Mon père était gardien de nuit au Musée des Beaux-Arts de Sofia.
Je suis arrivé assez tard dans sa vie. Il a eu deux enfants quand il avait la trentaine, il a été heureux un temps je suppose, avant de se remarier avec Mila, ma mère. Je suis né quand il avait 50 ans. Hélas pour nous, notre vie s’est très vite dégradée lorsque j’ai atteint l’adolescence.
Que ça ait été génétique, que Dieu l’ait voulu, ou que ça ait été juste un manque de chance, ça n'a pas changé grand-chose pour moi : le fait est que son état mental a rapidement commencé à s'effondrer. Ce n’étaient que des pertes momentanées de mémoire au début, des pertes de lucidité ensuite, puis la démence s’est installée.
Je tiens à préciser que dans les années 70, on ne parlait pas encore d’Alzheimer ou d’aphasie. On disait « la démence » et puis c’était tout, fin de la conversation. Restait à croiser les doigts pour que ça ne nous arrive pas à nous, les gens « normaux ».
Mon père était gardien de nuit au Musée des Beaux-Arts de Sofia. C’est un beau bâtiment aux couleurs fades, situé au cœur de la capitale. Je crois qu'il aimait faire ce métier. Mais il ne nous en parlait pas beaucoup.
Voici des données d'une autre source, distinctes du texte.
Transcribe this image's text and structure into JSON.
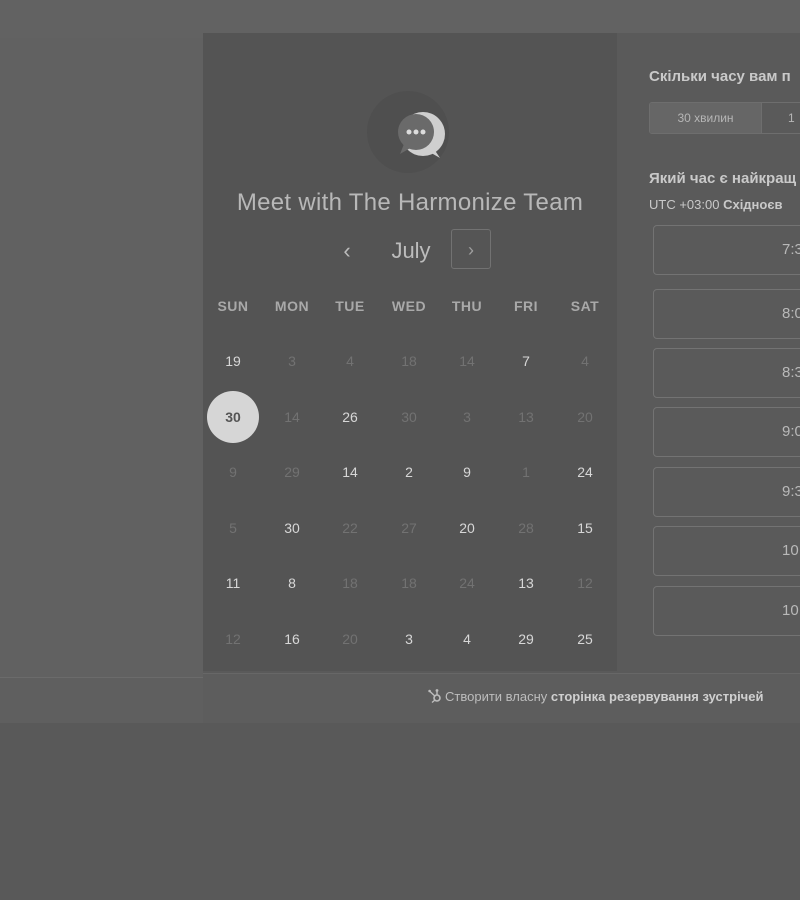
{
  "calendar": {
    "title": "Meet with The Harmonize Team",
    "month": "July",
    "prev_glyph": "‹",
    "next_glyph": "›",
    "weekdays": [
      "SUN",
      "MON",
      "TUE",
      "WED",
      "THU",
      "FRI",
      "SAT"
    ],
    "weeks": [
      [
        {
          "d": "19",
          "active": true
        },
        {
          "d": "3",
          "active": false
        },
        {
          "d": "4",
          "active": false
        },
        {
          "d": "18",
          "active": false
        },
        {
          "d": "14",
          "active": false
        },
        {
          "d": "7",
          "active": true
        },
        {
          "d": "4",
          "active": false
        }
      ],
      [
        {
          "d": "30",
          "active": true,
          "selected": true
        },
        {
          "d": "14",
          "active": false
        },
        {
          "d": "26",
          "active": true
        },
        {
          "d": "30",
          "active": false
        },
        {
          "d": "3",
          "active": false
        },
        {
          "d": "13",
          "active": false
        },
        {
          "d": "20",
          "active": false
        }
      ],
      [
        {
          "d": "9",
          "active": false
        },
        {
          "d": "29",
          "active": false
        },
        {
          "d": "14",
          "active": true
        },
        {
          "d": "2",
          "active": true
        },
        {
          "d": "9",
          "active": true
        },
        {
          "d": "1",
          "active": false
        },
        {
          "d": "24",
          "active": true
        }
      ],
      [
        {
          "d": "5",
          "active": false
        },
        {
          "d": "30",
          "active": true
        },
        {
          "d": "22",
          "active": false
        },
        {
          "d": "27",
          "active": false
        },
        {
          "d": "20",
          "active": true
        },
        {
          "d": "28",
          "active": false
        },
        {
          "d": "15",
          "active": true
        }
      ],
      [
        {
          "d": "11",
          "active": true
        },
        {
          "d": "8",
          "active": true
        },
        {
          "d": "18",
          "active": false
        },
        {
          "d": "18",
          "active": false
        },
        {
          "d": "24",
          "active": false
        },
        {
          "d": "13",
          "active": true
        },
        {
          "d": "12",
          "active": false
        }
      ],
      [
        {
          "d": "12",
          "active": false
        },
        {
          "d": "16",
          "active": true
        },
        {
          "d": "20",
          "active": false
        },
        {
          "d": "3",
          "active": true
        },
        {
          "d": "4",
          "active": true
        },
        {
          "d": "29",
          "active": true
        },
        {
          "d": "25",
          "active": true
        }
      ]
    ]
  },
  "booking": {
    "duration_heading": "Скільки часу вам п",
    "durations": [
      "30 хвилин",
      "1"
    ],
    "time_heading": "Який час є найкращ",
    "timezone_offset": "UTC +03:00",
    "timezone_name": "Східноєв",
    "slots": [
      "7:3",
      "8:0",
      "8:3",
      "9:0",
      "9:3",
      "10:",
      "10:"
    ]
  },
  "footer": {
    "prefix": "Створити власну",
    "bold": "сторінка резервування зустрічей"
  },
  "colors": {
    "overlay_gray": "#545454",
    "selected_day": "#d6d6d6"
  },
  "icons": {
    "avatar": "chat-bubble-logo-icon",
    "footer": "hubspot-sprocket-icon"
  }
}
Quand la démence a commencé à le dévorer, le Musée a pris une place plus importante dans notre vie. Il a commencé à en parler régulièrement, aux repas, en promenade. Son métier consistait à patrouiller dans des couloirs plats, mais il avait une façon d’en parler… Mon père a toujours été très doué pour conter les histoires, alors nous étions suspendus à ses lèvres. Les sculptures, les natures mortes, les portraits… Ce portrait.
Au départ, je ne comprenais pas pourquoi il parlait autant de Lucifer. Puis ma mère m’a fait comprendre que c’était l'un des tableaux qui se trouvaient là-bas. Ainsi, mon père décrivait souvent ce long couloir avec des lumières tamisées, avec un carrelage rouge et noir, et au fond, le Lucifer de Franz von Stuck.
Mon père, amateur d’art, était fasciné par ce tableau. Il racontait qu’il le regardait régulièrement quand le Musée se vidait de ses visiteurs. Et plus son cerveau semblait s’éteindre, plus il nous parlait de son travail au Musée, et plus il parlait du Lucifer.
Ça devenait, si vous me passez l’expression, maladif. Le voilà qui ne voulait plus parler d’autre chose. C’est comme s'il ne voulait rien entendre. Le tableau, les couleurs, le talent de l'artiste, son coup de pinceau... C’était terrible. Il a fini par ne plus me reconnaître. Ma mère s’occupait toujours de lui, mais il devenait un vrai fardeau. Un soir qu’elle l’avait laissé seul à la maison durant une petite heure, il avait uriné sur le canapé, incapable de retrouver les toilettes dans la maison.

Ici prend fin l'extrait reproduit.